Additional ideas around dataset and TTS output testing

There are already some handy tools in the repo for looking at dataset issues (eg here and here).

However for a while I’ve had an idea in the back of my mind about looking into the syllables present in the audio and comparing that to the transcript text to highlight discrepancies, and seeing if it could be semi-automated to save time.

There are various ways you could do this, including with use of speech recognition on the audio side, but I identified an approach for the audio that works tolerably well (it’s not perfect but seems to work reasonably well).

It’s presented in a Gist here: https://gist.github.com/nmstoker/f1590847a16b66ab22c16722aac1cc51

If people think it might be useful added to the repo, I’m happy to do a PR.
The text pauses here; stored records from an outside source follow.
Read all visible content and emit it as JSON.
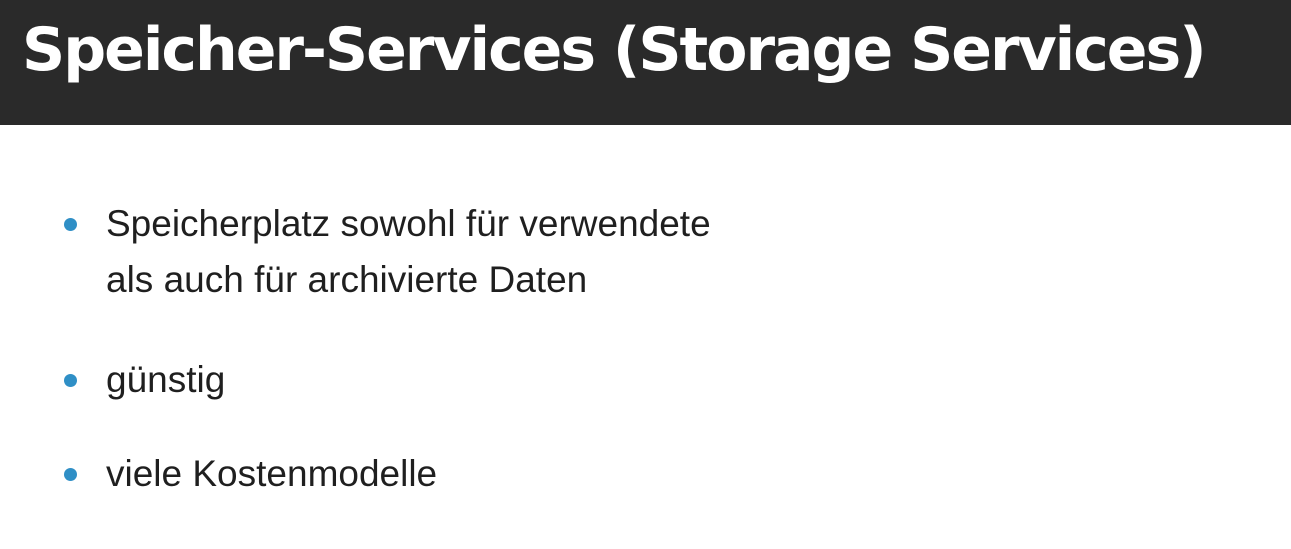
{
  "slide": {
    "title": "Speicher-Services (Storage Services)",
    "accent_color": "#2f8fc6",
    "header_color": "#2a2a2a",
    "bullets": [
      {
        "lines": [
          "Speicherplatz sowohl für verwendete",
          "als auch für archivierte Daten"
        ]
      },
      {
        "lines": [
          "günstig"
        ]
      },
      {
        "lines": [
          "viele Kostenmodelle"
        ]
      }
    ]
  }
}
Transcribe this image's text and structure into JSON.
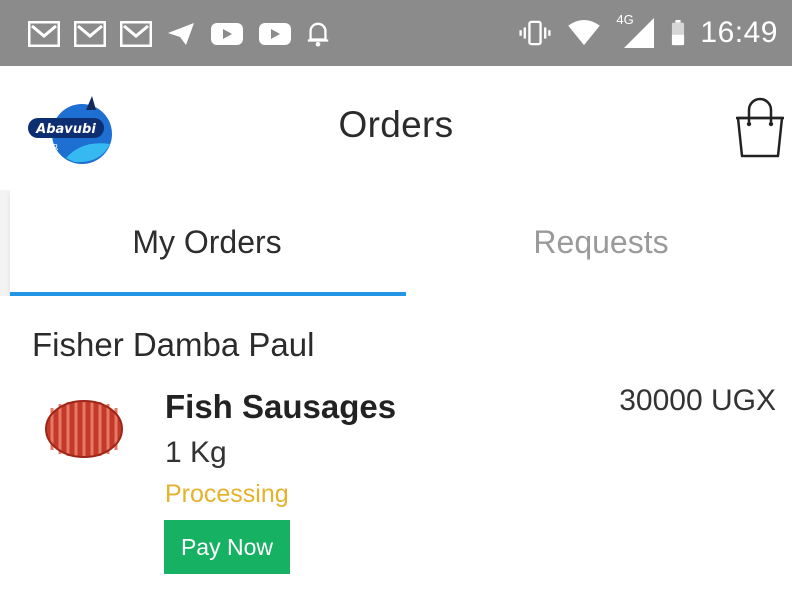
{
  "status_bar": {
    "left_icons": [
      "gmail-icon",
      "gmail-icon",
      "gmail-icon",
      "telegram-icon",
      "youtube-icon",
      "youtube-icon",
      "bell-icon"
    ],
    "right_icons": [
      "vibrate-icon",
      "wifi-icon",
      "signal-4g-icon",
      "battery-icon"
    ],
    "network_label": "4G",
    "time": "16:49"
  },
  "app_bar": {
    "logo_icon": "abavubi-fisher-logo-icon",
    "logo_text": "Abavubi",
    "logo_subtext": "FISHER",
    "title": "Orders",
    "cart_icon": "shopping-bag-icon"
  },
  "tabs": [
    {
      "label": "My Orders",
      "active": true
    },
    {
      "label": "Requests",
      "active": false
    }
  ],
  "order": {
    "fisher": "Fisher Damba Paul",
    "product_icon": "sausage-product-image",
    "product_name": "Fish Sausages",
    "quantity": "1 Kg",
    "price": "30000 UGX",
    "status": "Processing",
    "pay_label": "Pay Now"
  },
  "colors": {
    "status_bar": "#8b8b8b",
    "tab_indicator": "#2395e6",
    "status_processing": "#e6b12b",
    "pay_button": "#17b164"
  }
}
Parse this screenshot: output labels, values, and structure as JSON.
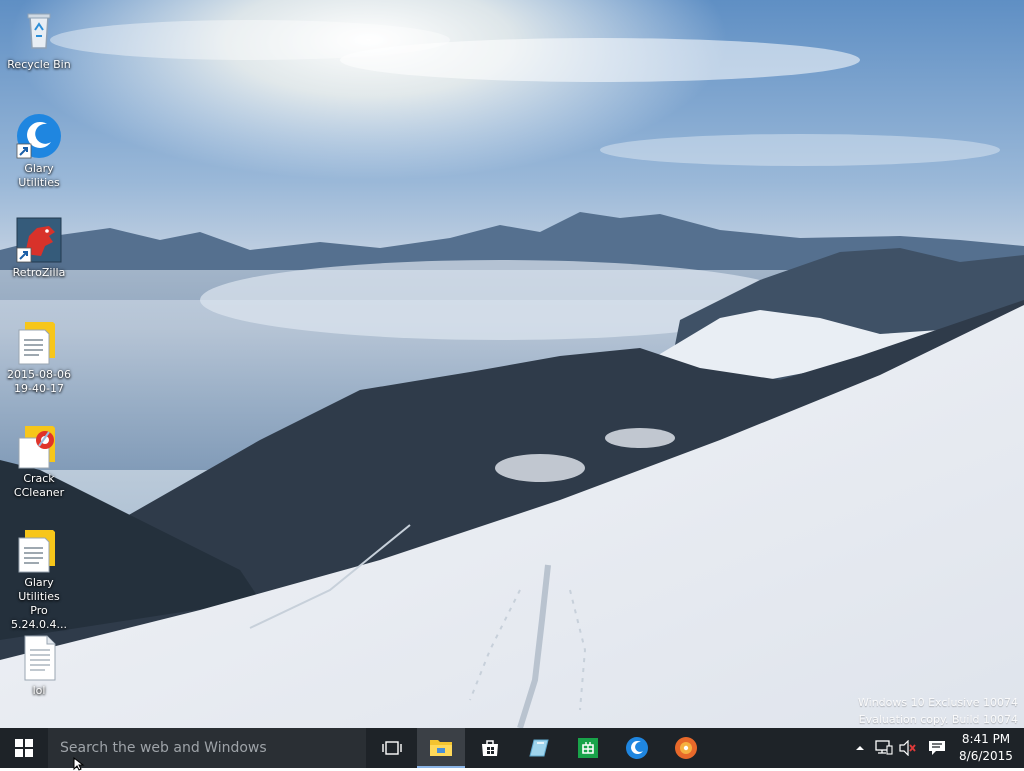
{
  "desktop": {
    "icons": [
      {
        "label": "Recycle Bin",
        "icon": "recycle-bin-icon"
      },
      {
        "label": "Glary Utilities",
        "icon": "glary-utilities-icon"
      },
      {
        "label": "RetroZilla",
        "icon": "retrozilla-icon"
      },
      {
        "label": "2015-08-06\n19-40-17",
        "icon": "document-icon"
      },
      {
        "label": "Crack\nCCleaner",
        "icon": "ccleaner-icon"
      },
      {
        "label": "Glary Utilities\nPro 5.24.0.4...",
        "icon": "document-icon"
      },
      {
        "label": "lol",
        "icon": "text-file-icon"
      }
    ],
    "watermark": {
      "line1": "Windows 10 Exclusive 10074",
      "line2": "Evaluation copy. Build 10074"
    }
  },
  "taskbar": {
    "start_icon": "windows-logo-icon",
    "search_placeholder": "Search the web and Windows",
    "task_view_icon": "task-view-icon",
    "pinned": [
      {
        "name": "file-explorer",
        "icon": "folder-icon",
        "active": true
      },
      {
        "name": "store",
        "icon": "store-icon",
        "active": false
      },
      {
        "name": "glass-app",
        "icon": "glass-icon",
        "active": false
      },
      {
        "name": "excel-like-app",
        "icon": "green-app-icon",
        "active": false
      },
      {
        "name": "glary-utilities",
        "icon": "glary-utilities-icon",
        "active": false
      },
      {
        "name": "orange-app",
        "icon": "orange-disc-icon",
        "active": false
      }
    ],
    "tray": {
      "icons": [
        "chevron-up-icon",
        "network-icon",
        "volume-muted-icon",
        "action-center-icon"
      ],
      "time": "8:41 PM",
      "date": "8/6/2015"
    }
  },
  "colors": {
    "taskbar": "#1e2328",
    "search_box": "#2a2f34",
    "accent": "#8ab4e6"
  }
}
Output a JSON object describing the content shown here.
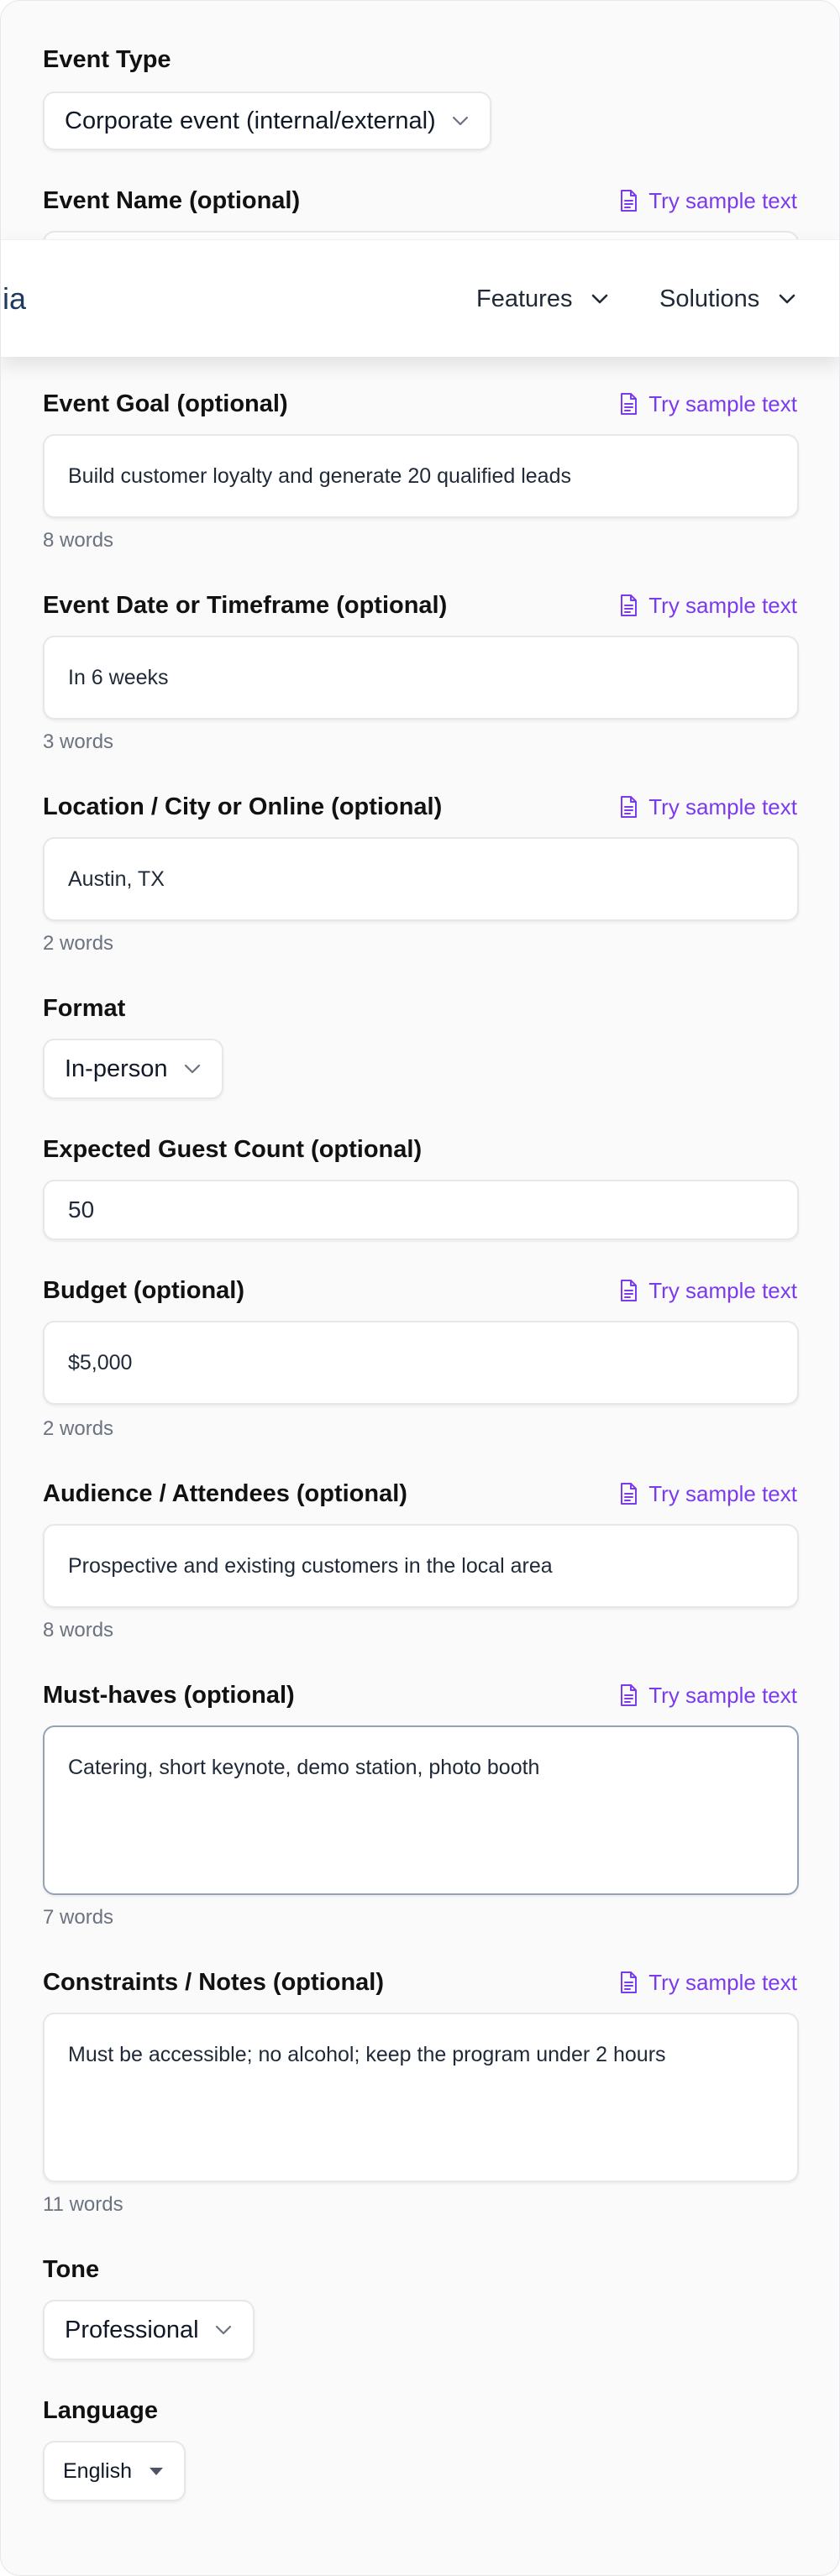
{
  "sample_text_label": "Try sample text",
  "event_type": {
    "label": "Event Type",
    "value": "Corporate event (internal/external)"
  },
  "event_name": {
    "label": "Event Name (optional)"
  },
  "nav": {
    "logo_fragment": "ia",
    "features": "Features",
    "solutions": "Solutions"
  },
  "event_goal": {
    "label": "Event Goal (optional)",
    "value": "Build customer loyalty and generate 20 qualified leads",
    "count": "8 words"
  },
  "event_date": {
    "label": "Event Date or Timeframe (optional)",
    "value": "In 6 weeks",
    "count": "3 words"
  },
  "location": {
    "label": "Location / City or Online (optional)",
    "value": "Austin, TX",
    "count": "2 words"
  },
  "format": {
    "label": "Format",
    "value": "In-person"
  },
  "guest_count": {
    "label": "Expected Guest Count (optional)",
    "value": "50"
  },
  "budget": {
    "label": "Budget (optional)",
    "value": "$5,000",
    "count": "2 words"
  },
  "audience": {
    "label": "Audience / Attendees (optional)",
    "value": "Prospective and existing customers in the local area",
    "count": "8 words"
  },
  "must_haves": {
    "label": "Must-haves (optional)",
    "value": "Catering, short keynote, demo station, photo booth",
    "count": "7 words"
  },
  "constraints": {
    "label": "Constraints / Notes (optional)",
    "value": "Must be accessible; no alcohol; keep the program under 2 hours",
    "count": "11 words"
  },
  "tone": {
    "label": "Tone",
    "value": "Professional"
  },
  "language": {
    "label": "Language",
    "value": "English"
  },
  "colors": {
    "accent": "#7c3aed",
    "text": "#111111",
    "muted": "#6b7280",
    "border": "#e5e7eb"
  }
}
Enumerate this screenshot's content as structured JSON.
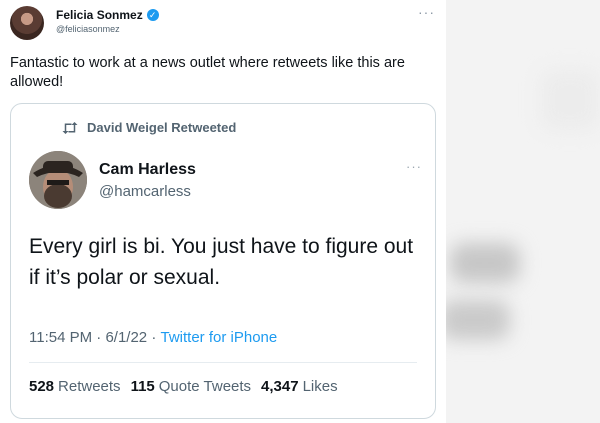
{
  "outer": {
    "name": "Felicia Sonmez",
    "handle": "@feliciasonmez",
    "more": "···",
    "text": "Fantastic to work at a news outlet where retweets like this are allowed!"
  },
  "quoted": {
    "retweeted_by": "David Weigel Retweeted",
    "name": "Cam Harless",
    "handle": "@hamcarless",
    "more": "···",
    "text": "Every girl is bi. You just have to figure out if it’s polar or sexual.",
    "time": "11:54 PM",
    "date": "6/1/22",
    "source": "Twitter for iPhone",
    "sep": " · ",
    "stats": [
      {
        "count": "528",
        "label": "Retweets"
      },
      {
        "count": "115",
        "label": "Quote Tweets"
      },
      {
        "count": "4,347",
        "label": "Likes"
      }
    ]
  },
  "colors": {
    "accent": "#1d9bf0",
    "secondary_text": "#536471",
    "border": "#cfd9de"
  },
  "icons": {
    "verified": "verified-badge-icon",
    "retweet": "retweet-icon",
    "more": "more-options-icon"
  }
}
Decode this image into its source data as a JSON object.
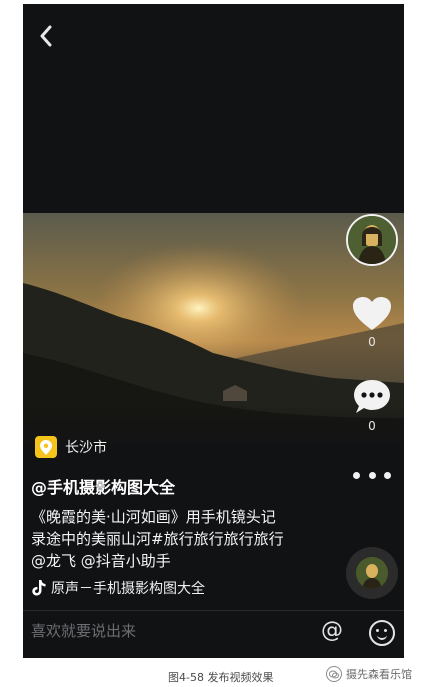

It uses a library called parselmouth in turn calling a Praat script for the audio. For the text syllables there is a handy little library called syllapy

I ran it on LJSpeech 1.1 as that’s what people often use here at least for experimentation. That dataset is a well produced dataset, but it actually did identify one particular case with a clear problem.

For new / private / self-produced datasets this could be a very useful way to avoiding the need to manually inspect each audio/transcript pair. At the very least it lets you initially target such efforts.

And there is also scope on running it on audio output from TTS to see that there aren’t cases of repeating words (ie as often happens when there are stopnet issues). You could create a large-ish batch of new transcript sentences to test, fire these at TTS using requests to create the audio files and then run the comparison between the audio and transcript to focus on problem cases.

With Praat, there are potentially options to go a bit further than purely syllables (eg to use their “voice report” (some details here), so if people have feedback or suggestions before adding this, do fire away :slightly_smiling_face: